Step 4: Further Simplification and Angle Reduction

We can factor out $(\sqrt{3})^{10}$ from both the numerator and the denominator: $E = \frac{(\sqrt{3})^{10}\left((\sqrt{3})^{13}\cos\left(\frac{69\pi}{4}\right) + (\sqrt{3})^{4}\cos\left(\frac{42\pi}{4}\right)\right)}{(\sqrt{3})^{10}\left((\sqrt{3})^{5}\cos\left(\frac{45\pi}{4}\right) + \cos\left(\frac{30\pi}{4}\right)\right)}$ $E = \frac{(\sqrt{3})^{13}\cos\left(\frac{69\pi}{4}\right) + (\sqrt{3})^{4}\cos\left(\frac{21\pi}{2}\right)}{(\sqrt{3})^{5}\cos\left(\frac{45\pi}{4}\right) + \cos\left(\frac{15\pi}{2}\right)}$

Now we simplify the angles:

• $\frac{69\pi}{4} = \frac{(64+5)\pi}{4} = 16\pi + \frac{5\pi}{4} \implies \cos\left(\frac{69\pi}{4}\right) = \cos\left(\frac{5\pi}{4}\right) = -\frac{\sqrt{2}}{2}$
• $\frac{21\pi}{2} = \frac{(20+1)\pi}{2} = 10\pi + \frac{\pi}{2} \implies \cos\left(\frac{21\pi}{2}\right) = \cos\left(\frac{\pi}{2}\right) = 0$
• $\frac{45\pi}{4} = \frac{(40+5)\pi}{4} = 10\pi + \frac{5\pi}{4} \implies \cos\left(\frac{45\pi}{4}\right) = \cos\left(\frac{5\pi}{4}\right) = -\frac{\sqrt{2}}{2}$
• $\frac{15\pi}{2} = \frac{(14+1)\pi}{2} = 7\pi + \frac{\pi}{2} \implies \cos\left(\frac{15\pi}{2}\right) = \cos\left(\frac{\pi}{2}\right) = 0$

Substitute these values back into the expression: $E = \frac{(\sqrt{3})^{13}\left(-\frac{\sqrt{2}}{2}\right) + (\sqrt{3})^{4}(0)}{(\sqrt{3})^{5}\left(-\frac{\sqrt{2}}{2}\right) + (0)} = \frac{(\sqrt{3})^{13}\left(-\frac{\sqrt{2}}{2}\right)}{(\sqrt{3})^{5}\left(-\frac{\sqrt{2}}{2}\right)} = \frac{(\sqrt{3})^{13}}{(\sqrt{3})^{5}} = (\sqrt{3})^{13-5} = (\sqrt{3})^8$

Step 5: Final Calculation

$E = (\sqrt{3})^8 = (3^{1/2})^8 = 3^4 = 81$

Common Mistakes & Tips

• Always double-check the quadrant of the complex number when finding the argument.
• Remember to correctly apply De Moivre's Theorem.
• Be careful when reducing angles using periodicity.

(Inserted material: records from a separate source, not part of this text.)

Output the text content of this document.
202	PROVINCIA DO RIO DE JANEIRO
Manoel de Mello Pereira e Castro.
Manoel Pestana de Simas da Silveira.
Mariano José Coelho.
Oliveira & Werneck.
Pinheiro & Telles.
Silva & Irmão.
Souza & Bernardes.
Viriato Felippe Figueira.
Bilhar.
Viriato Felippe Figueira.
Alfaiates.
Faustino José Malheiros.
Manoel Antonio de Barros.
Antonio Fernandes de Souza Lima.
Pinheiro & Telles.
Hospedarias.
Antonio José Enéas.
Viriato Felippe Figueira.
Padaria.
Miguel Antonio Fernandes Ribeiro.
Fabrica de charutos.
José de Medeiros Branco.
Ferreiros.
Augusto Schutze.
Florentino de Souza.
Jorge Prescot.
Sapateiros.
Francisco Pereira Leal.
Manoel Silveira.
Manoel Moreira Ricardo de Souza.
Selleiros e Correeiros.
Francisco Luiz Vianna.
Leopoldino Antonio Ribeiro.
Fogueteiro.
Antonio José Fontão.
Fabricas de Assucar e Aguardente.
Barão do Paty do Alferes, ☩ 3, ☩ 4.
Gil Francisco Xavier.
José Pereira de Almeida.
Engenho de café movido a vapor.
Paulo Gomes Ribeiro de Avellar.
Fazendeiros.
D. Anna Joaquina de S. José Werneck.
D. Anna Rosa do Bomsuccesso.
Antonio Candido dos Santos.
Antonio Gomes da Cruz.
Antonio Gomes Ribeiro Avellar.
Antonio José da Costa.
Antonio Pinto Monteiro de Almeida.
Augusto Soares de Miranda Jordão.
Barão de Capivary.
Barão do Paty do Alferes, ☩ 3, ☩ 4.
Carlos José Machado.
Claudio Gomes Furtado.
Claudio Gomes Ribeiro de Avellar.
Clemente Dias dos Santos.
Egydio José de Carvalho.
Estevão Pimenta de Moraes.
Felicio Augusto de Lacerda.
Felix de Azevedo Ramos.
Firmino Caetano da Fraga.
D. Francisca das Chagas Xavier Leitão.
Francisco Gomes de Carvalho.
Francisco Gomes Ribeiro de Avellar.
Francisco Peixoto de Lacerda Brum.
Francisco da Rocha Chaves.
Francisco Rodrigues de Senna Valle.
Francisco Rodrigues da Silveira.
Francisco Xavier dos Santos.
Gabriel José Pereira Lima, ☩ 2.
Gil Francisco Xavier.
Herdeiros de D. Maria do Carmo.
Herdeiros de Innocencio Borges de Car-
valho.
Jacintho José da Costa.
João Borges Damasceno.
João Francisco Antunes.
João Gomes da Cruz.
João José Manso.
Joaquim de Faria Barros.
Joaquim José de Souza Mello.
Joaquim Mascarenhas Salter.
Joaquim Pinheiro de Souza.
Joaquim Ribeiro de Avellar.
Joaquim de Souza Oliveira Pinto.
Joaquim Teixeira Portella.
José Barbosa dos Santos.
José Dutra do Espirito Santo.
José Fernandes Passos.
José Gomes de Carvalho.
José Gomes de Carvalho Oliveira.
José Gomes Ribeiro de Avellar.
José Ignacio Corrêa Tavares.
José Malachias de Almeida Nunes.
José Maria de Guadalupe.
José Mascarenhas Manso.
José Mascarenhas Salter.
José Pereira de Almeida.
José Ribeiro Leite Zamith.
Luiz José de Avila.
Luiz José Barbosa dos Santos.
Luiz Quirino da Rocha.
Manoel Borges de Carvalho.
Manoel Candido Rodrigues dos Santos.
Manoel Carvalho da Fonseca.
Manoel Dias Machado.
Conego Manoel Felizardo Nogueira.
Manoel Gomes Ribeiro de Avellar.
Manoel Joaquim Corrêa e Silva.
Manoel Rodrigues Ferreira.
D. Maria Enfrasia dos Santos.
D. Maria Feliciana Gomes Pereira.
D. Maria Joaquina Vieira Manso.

Ensure you are accounting for the $\pi$ shifts.

Summary

We found the roots of the quadratic equation, converted them to polar form, and then used De Moivre's theorem to simplify the expression. By carefully simplifying the trigonometric terms and using exponent rules, we arrived at the final answer.

Final Answer

The final answer is $\boxed{81}$, which corresponds to option (D).